No spiders this time around, but beware in the past I have had encounters with hoards of Daddy Longlegs in the pockets, bumping up the grade a bit.
This route gets a 10b in the original line topos, but our group decided it was closer 10d.
Route #4 on Monomaniac's topo's. Second route right of the prominent arete Texas Twister.
Bolts to Anchors
|Comments on Terror in the Trailerpark
From: Morrison, CO
Jan 30, 2008
I found all of the moderate routes I did at LCC to sandbagged (and all the hard routes were soft--how's that for ego stroking!). For the topos I provided, I adjusted the grades (based on my opinion) for the routes I've done, which ufortunately isn't very many. If the topo has a questioin mark by the grade, I definately haven't done it, but there are other routes on the topos that don't have question marks that I also have not done.
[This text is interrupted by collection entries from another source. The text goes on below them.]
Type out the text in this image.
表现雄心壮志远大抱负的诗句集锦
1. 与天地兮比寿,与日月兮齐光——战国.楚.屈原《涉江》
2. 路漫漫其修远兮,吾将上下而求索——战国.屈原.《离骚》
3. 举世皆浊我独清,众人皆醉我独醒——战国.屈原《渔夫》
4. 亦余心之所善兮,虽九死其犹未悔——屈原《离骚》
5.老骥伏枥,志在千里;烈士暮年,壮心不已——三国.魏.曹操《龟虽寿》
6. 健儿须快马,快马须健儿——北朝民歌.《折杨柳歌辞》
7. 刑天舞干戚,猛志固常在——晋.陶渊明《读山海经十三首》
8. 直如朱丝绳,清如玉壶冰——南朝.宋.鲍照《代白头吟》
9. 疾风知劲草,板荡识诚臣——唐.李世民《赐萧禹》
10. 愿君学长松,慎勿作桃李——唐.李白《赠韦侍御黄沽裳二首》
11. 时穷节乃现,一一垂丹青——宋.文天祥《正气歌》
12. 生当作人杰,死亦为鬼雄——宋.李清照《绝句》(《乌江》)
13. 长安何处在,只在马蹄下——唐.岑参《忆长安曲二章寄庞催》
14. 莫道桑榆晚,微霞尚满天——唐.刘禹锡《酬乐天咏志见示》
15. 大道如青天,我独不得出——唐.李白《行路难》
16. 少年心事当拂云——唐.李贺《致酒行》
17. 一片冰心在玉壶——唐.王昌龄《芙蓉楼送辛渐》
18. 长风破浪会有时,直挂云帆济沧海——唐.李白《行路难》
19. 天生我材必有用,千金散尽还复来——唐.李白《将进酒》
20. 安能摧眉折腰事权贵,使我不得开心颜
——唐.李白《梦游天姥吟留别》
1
In that case, I got the grade from someone I talked to who had done the route.
|By Craig Childre|
From: Lubbock, Texas
Feb 15, 2008
Beta: Crux is at the third bolt. Clip the 3rd, and you can step down into a good rest before starting the business. Work back up and pinch a chockstone that sits back in a large pocket with your right. Set Right foot on a nob about 2 feet below, look for the skids. Left hand goes up to a triangle shaped dish. Right hand goes over to some chirps. Bump up your feet. Left hand has a nice three finger pocket. Then fire up to the jugs by the 4th. The rest is 5.8.
From: Morrison, CO
Feb 25, 2008
No spiders this time around. Great rock and fun moves, with a devious crux around the third bolt that detracts somewhat from the climbing.